Gündem

Rheinpfalz: Avrupa'da gösteriler olabilir

Kuzey Irak'ta düzenlenen bağımsızlık referandumunun sonuçları, Fransa Cumhurbaşkanı Macron’un Avrupa konulu konuşması ve AfD’nin lideri Petry’nin istifa edeceğini açıklaması Alman basınında öne çıkan konular.

27 Eylül 2017 02:23

Irak Kürdistan Bölgesel Yönetimi'nin (IKBY) 25 Eylül Pazartesi günü Kuzey Irak'ta düzenlediği bağımsızlık referandumu nedeniyle bölge ülkeleri endişeli. Referanduma tepki gösteren Almanya'nın nedenleri ise daha farklı. Rheinpfalz gazetesinin yorumu:

"Sadece Irak ve Türkiye değil, İran ve Suriye de kendi Kürt bölgelerini göz önünde bulundurarak Kuzey Irak'taki referanduma tepki göstermeyi zorunluluk olarak görüyor. Bu ülkelerin silaha başvurmaları da olasılık dışı değil.

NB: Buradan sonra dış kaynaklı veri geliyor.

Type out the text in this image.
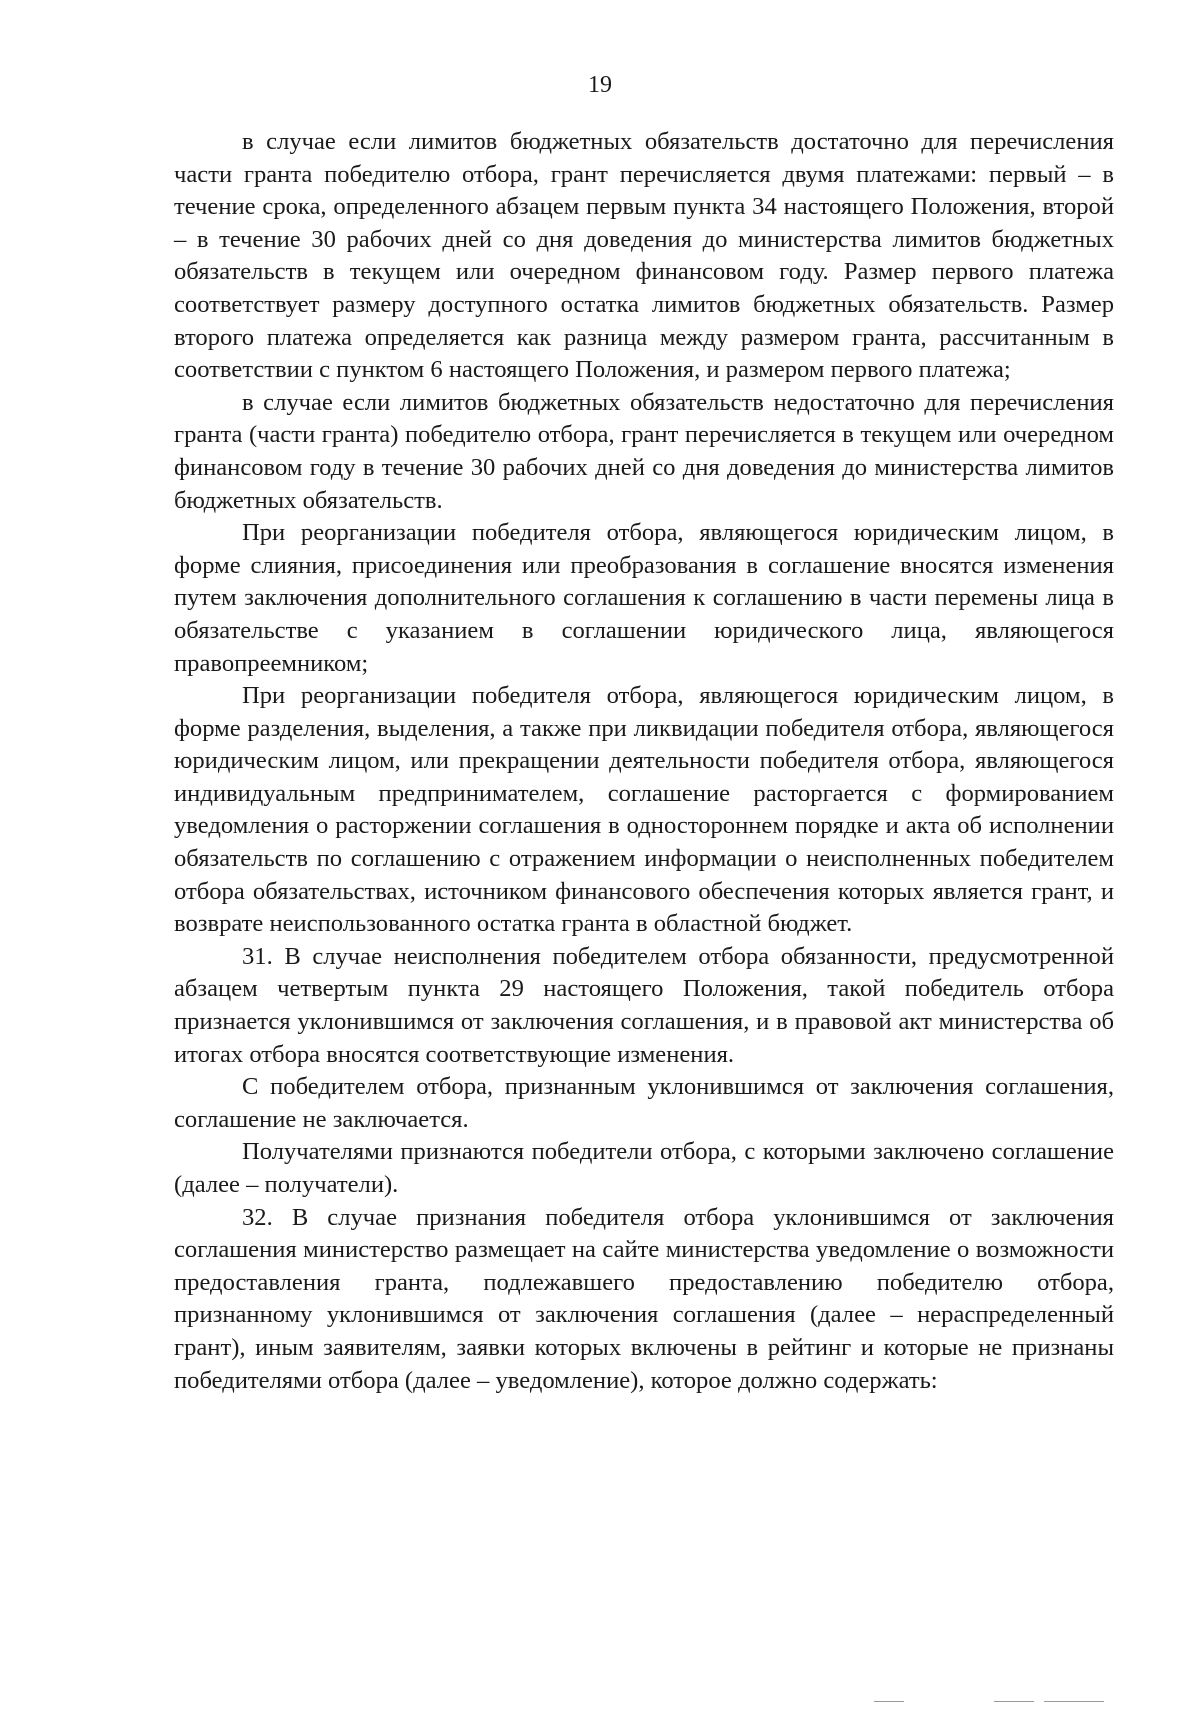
19

в случае если лимитов бюджетных обязательств достаточно для перечисления части гранта победителю отбора, грант перечисляется двумя платежами: первый – в течение срока, определенного абзацем первым пункта 34 настоящего Положения, второй – в течение 30 рабочих дней со дня доведения до министерства лимитов бюджетных обязательств в текущем или очередном финансовом году. Размер первого платежа соответствует размеру доступного остатка лимитов бюджетных обязательств. Размер второго платежа определяется как разница между размером гранта, рассчитанным в соответствии с пунктом 6 настоящего Положения, и размером первого платежа;

в случае если лимитов бюджетных обязательств недостаточно для перечисления гранта (части гранта) победителю отбора, грант перечисляется в текущем или очередном финансовом году в течение 30 рабочих дней со дня доведения до министерства лимитов бюджетных обязательств.

При реорганизации победителя отбора, являющегося юридическим лицом, в форме слияния, присоединения или преобразования в соглашение вносятся изменения путем заключения дополнительного соглашения к соглашению в части перемены лица в обязательстве с указанием в соглашении юридического лица, являющегося правопреемником;

При реорганизации победителя отбора, являющегося юридическим лицом, в форме разделения, выделения, а также при ликвидации победителя отбора, являющегося юридическим лицом, или прекращении деятельности победителя отбора, являющегося индивидуальным предпринимателем, соглашение расторгается с формированием уведомления о расторжении соглашения в одностороннем порядке и акта об исполнении обязательств по соглашению с отражением информации о неисполненных победителем отбора обязательствах, источником финансового обеспечения которых является грант, и возврате неиспользованного остатка гранта в областной бюджет.

31. В случае неисполнения победителем отбора обязанности, предусмотренной абзацем четвертым пункта 29 настоящего Положения, такой победитель отбора признается уклонившимся от заключения соглашения, и в правовой акт министерства об итогах отбора вносятся соответствующие изменения.

С победителем отбора, признанным уклонившимся от заключения соглашения, соглашение не заключается.

Получателями признаются победители отбора, с которыми заключено соглашение (далее – получатели).

32. В случае признания победителя отбора уклонившимся от заключения соглашения министерство размещает на сайте министерства уведомление о возможности предоставления гранта, подлежавшего предоставлению победителю отбора, признанному уклонившимся от заключения соглашения (далее – нераспределенный грант), иным заявителям, заявки которых включены в рейтинг и которые не признаны победителями отбора (далее – уведомление), которое должно содержать:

Almanya ve diğer AB ülkelerinde yüz binlerce Kürt kökenlinin yaşadığı göz önünde tutulursa, Köln ve Brüksel'in önümüzdeki günlerde gösterilere sahne olacağından yola çıkabiliriz. Bu da yine diplomatik sorunları beraberinde getirebilir. Kürdistan bize hem çok uzak hem de çok yakın.”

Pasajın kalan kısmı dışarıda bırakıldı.